What Bill could not stand was: why must they deny there had been a tragedy? Why must they all smile and coo? When Felicity put out her hand and tried to hold Vincent’s old fat knee, he felt he was in an alien country where you could not even guess what might be going on. So while he believed he could
feel
the horror running through the room like a shiver, all he saw was smiling faces. All these actors – not one of them in touch with what they felt.

‘I’ll get the zines,’ he said.

‘No, mo-chou. You should be here with us.’

‘It’s no trouble,’ Bill said, his eyes full of poison. ‘I need the air.’

Felicity frowned at him. He saw the need in her eyes, but she was sitting next to Vincent and Vincent had his fat valsir where he was so clever at placing it – on the moral high ground.

Three minutes later, alone on the ramp in front of the theatre, Bill unscrewed his hip flask and took a long swig, spat the wine out on the bricks.

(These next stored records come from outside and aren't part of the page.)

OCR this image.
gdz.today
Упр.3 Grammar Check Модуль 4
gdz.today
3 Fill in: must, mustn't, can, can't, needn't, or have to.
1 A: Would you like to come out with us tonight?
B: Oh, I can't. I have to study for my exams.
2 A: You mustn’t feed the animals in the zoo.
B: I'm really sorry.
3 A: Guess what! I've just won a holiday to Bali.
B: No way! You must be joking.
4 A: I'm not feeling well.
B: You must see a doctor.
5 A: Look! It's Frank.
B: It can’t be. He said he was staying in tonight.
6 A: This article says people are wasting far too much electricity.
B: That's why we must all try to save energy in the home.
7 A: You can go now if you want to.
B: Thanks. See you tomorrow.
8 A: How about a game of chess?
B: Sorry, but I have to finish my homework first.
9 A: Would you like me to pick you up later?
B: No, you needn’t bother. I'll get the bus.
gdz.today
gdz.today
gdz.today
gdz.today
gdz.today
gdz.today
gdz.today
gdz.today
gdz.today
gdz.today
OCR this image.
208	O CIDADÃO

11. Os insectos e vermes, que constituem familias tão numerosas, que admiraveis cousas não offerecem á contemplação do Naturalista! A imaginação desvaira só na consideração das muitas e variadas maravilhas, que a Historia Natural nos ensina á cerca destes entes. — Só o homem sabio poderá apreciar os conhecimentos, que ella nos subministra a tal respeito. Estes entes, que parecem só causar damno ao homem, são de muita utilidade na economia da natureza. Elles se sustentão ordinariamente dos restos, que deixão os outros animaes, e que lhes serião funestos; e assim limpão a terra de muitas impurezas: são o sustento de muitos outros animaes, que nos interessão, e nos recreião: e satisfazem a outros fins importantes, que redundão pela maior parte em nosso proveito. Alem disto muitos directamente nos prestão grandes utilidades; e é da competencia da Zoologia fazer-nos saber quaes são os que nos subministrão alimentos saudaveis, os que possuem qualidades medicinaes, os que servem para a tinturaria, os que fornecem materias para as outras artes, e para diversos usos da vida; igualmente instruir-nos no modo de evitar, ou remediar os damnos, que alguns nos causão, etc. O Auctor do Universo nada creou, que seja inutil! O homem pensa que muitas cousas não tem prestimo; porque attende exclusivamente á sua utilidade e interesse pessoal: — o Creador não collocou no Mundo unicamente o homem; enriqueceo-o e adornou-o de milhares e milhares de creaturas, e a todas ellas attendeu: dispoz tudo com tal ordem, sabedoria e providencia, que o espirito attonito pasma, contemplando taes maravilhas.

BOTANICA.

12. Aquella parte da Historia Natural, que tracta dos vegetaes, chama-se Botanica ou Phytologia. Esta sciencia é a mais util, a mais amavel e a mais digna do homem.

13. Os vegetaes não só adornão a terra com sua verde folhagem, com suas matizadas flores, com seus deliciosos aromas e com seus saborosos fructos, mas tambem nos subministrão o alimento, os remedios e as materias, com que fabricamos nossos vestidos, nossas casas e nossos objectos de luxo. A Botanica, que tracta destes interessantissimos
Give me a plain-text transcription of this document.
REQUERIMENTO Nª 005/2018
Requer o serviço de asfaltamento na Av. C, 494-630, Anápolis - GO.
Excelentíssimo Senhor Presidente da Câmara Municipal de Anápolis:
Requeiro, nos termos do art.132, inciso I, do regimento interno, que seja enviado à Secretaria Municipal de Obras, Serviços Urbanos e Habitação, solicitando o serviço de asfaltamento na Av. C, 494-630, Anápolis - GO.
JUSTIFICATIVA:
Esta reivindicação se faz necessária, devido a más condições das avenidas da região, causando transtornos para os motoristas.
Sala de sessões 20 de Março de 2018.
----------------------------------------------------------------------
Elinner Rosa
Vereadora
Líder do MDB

The Feu Follet bus, a three-ton Haflinger with big slab sides and small decal-spotted windows, was parked right in front of the theatre. He found Felicity’s sandals sitting on the dashboard. He picked up and flung them deep into the dark body of the van.

He let the clutch out so hard you could feel the prop shaft thunk and he accelerated out into Gazette Street in loud metallic first gear, shifting noisily into second as he passed the brightly illuminated taxi base. He pulled across the tram tracks and turned right, away from the Voorstand Sirkus and the Mater Hospital down towards the port.

He thought: that’s it, I’ll keep on driving and never come back, but the truth was, of all my maman’s admirers, he was the one
who needed her the most. She had altered his life. She had taken him into the company when he was nineteen years old, a cambruce. He had fallen out with a travelling circus over his wages. Fearing a beating from the proprietor and his brothers, he had run away to Chemin Rouge and there he had wandered down Gazette Street and discovered a free Wednesday-night performance of
Hamlet.

He was dirty, starved, down to 120 pounds when he saw my maman play Ophelia. He sat in the dark, Row P, and fell in love.

That night he slept in the lane behind the Feu Follet. Next day he walked out into the suburbs and stole roses, hollyhocks, snapdragons, whatever he could find, and next evening he brought them to my maman at the Feu Follet. It was the same the next night, and the night after that.